Eleanor Thorne, mortgage pro out of Raleigh, N.C., is having an office romance with her business partner. Everybody knows about it, so it’s not like I’m talking out of school, here. Thorne met Steve in high school drivers education class and they’ve been having a love affair/business partnership ever since.
Thorne was destined to go into real estate in one form or another, as her mom was an agent and her dad was a mortgage broker. In fact, Dad helped her get her first job right out of college, at a mortgage company. He also got her high-school-sweetheart-turned-husband a job with the same firm.
So, how do they deal with the fact that many employment experts caution against combining marriage and work?
They set clear boundaries, the most significant of which is: “The Bedroom Rule. If one person comes home and runs straight for the bedroom – that’s a “No Business” room – you are not allowed to talk about business there. At some point, you have to be able to cut it off – and it has to be okay to do that.”
Those boundaries are carried over into the work environment as well. “We each have our part of the deal that we are responsible for. It’s kind of like going on a trip with a spouse; one person is usually responsible for packing the car. We both have our jobs, and that helps,” she says.
These jobs are clearly defined. Steve handles the project management aspects of their business and “I do most of the lead generation, and marketing,” Eleanor said. “I added our first staff member in 2008. Our production in the next 12 months increased to over 42 million.”
Marketing comes easy to Eleanor Thorne. She loves working with real estate agents and her philosophy is that if she can help agents grow their business; they’ll help her grow hers. To that end, she teaches agents about technology and how to use it in their real estate businesses.
Since mortgage agents aren’t typically considered technology gurus, I asked Thorne how she learned about it. “I knew nothing about websites, or Internet SEO mumbo jumbo. I heard about this place where you could learn: ActiveRain. The entire ActiveRain community helped teach me, and they have made a huge difference in my life – and in my family’s income.”
How big of a difference? Eleanor claims that the Internet is just one big referral source, organically generating “over 500 Internet leads a month. In fact, we’ve had a 550 percent increase in traffic to our site during the last 12 months,” Eleanor said. She estimates that about 70 percent of their business comes from the Internet. Which, when compared to the typical real estate agent’s web business, is phenomenally high.
What does she know that the average real estate agent can put into practice to boost his or her own online presence? I’m glad you asked – because Eleanor actually teaches agents how to get the same results she and Steve do.
“I’ve done a series of classes for agents that was a total of 10 hours over five weeks. As a boomer, my teaching style is very down to earth, and I try to break it down into little pieces.”
For the past three years Eleanor has also helped organize and execute the Real Estate BarCamps – some which drew over 300 attendees.
What she enjoys most, though, is helping individual agents in their efforts to boost their online presence. “What I’ve discovered from teaching classes on technology to agents is that they would rather have someone do it for them. I’ve already started doing that on a custom basis for agents across the country – and I expect in the coming months, I’ll be doing more of it.”

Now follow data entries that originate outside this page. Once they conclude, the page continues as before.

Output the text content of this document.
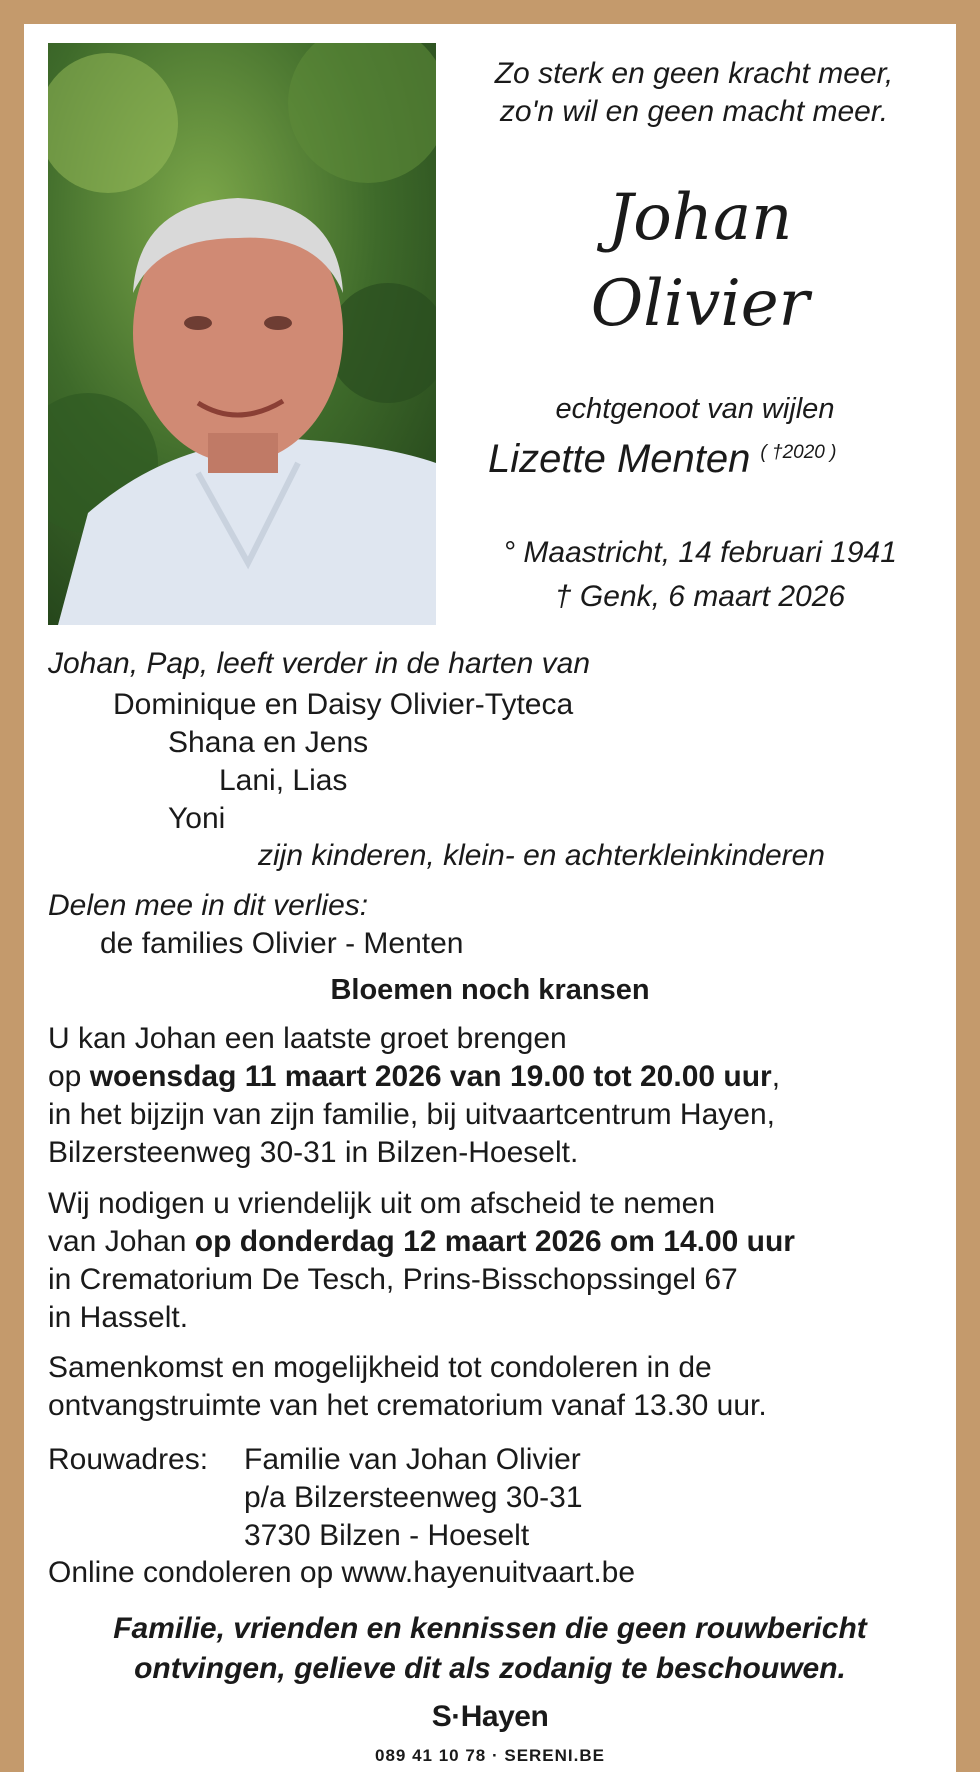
Zo sterk en geen kracht meer,
zo'n wil en geen macht meer.
Johan
Olivier
echtgenoot van wijlen
Lizette Menten $^{( \dagger 2020 )}$
° Maastricht, 14 februari 1941
† Genk, 6 maart 2026
Johan, Pap, leeft verder in de harten van
Dominique en Daisy Olivier-Tyteca
Shana en Jens
Lani, Lias
Yoni
zijn kinderen, klein- en achterkleinkinderen
Delen mee in dit verlies:
de families Olivier - Menten
Bloemen noch kransen
U kan Johan een laatste groet brengen
op woensdag 11 maart 2026 van 19.00 tot 20.00 uur,
in het bijzijn van zijn familie, bij uitvaartcentrum Hayen,
Bilzersteenweg 30-31 in Bilzen-Hoeselt.
Wij nodigen u vriendelijk uit om afscheid te nemen
van Johan op donderdag 12 maart 2026 om 14.00 uur
in Crematorium De Tesch, Prins-Bisschopssingel 67
in Hasselt.
Samenkomst en mogelijkheid tot condoleren in de
ontvangstruimte van het crematorium vanaf 13.30 uur.
Rouwadres: Familie van Johan Olivier
p/a Bilzersteenweg 30-31
3730 Bilzen - Hoeselt
Online condoleren op www.hayenuitvaart.be
Familie, vrienden en kennissen die geen rouwbericht
ontvingen, gelieve dit als zodanig te beschouwen.
S·Hayen
089 41 10 78 · SERENI.BE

I’m exhausted just thinking of Eleanor’s schedule, but she finds a way to pack even more into it. In addition to puttering in the garden and raising a teenager, she and Steve work with both the YMCA’s “We Build People Campaign” and the American Cancer Society’s Relay for Life.
“Steve and I both had family members who died of cancer,” she says, so getting involved with the American Cancer Society was a natural for them. “We grew up here and it’s such an enriching experience to walk the track with past clients, high school friends, and folks we’ve met through church. You have a huge sense of closeness, and it’s very spiritual.”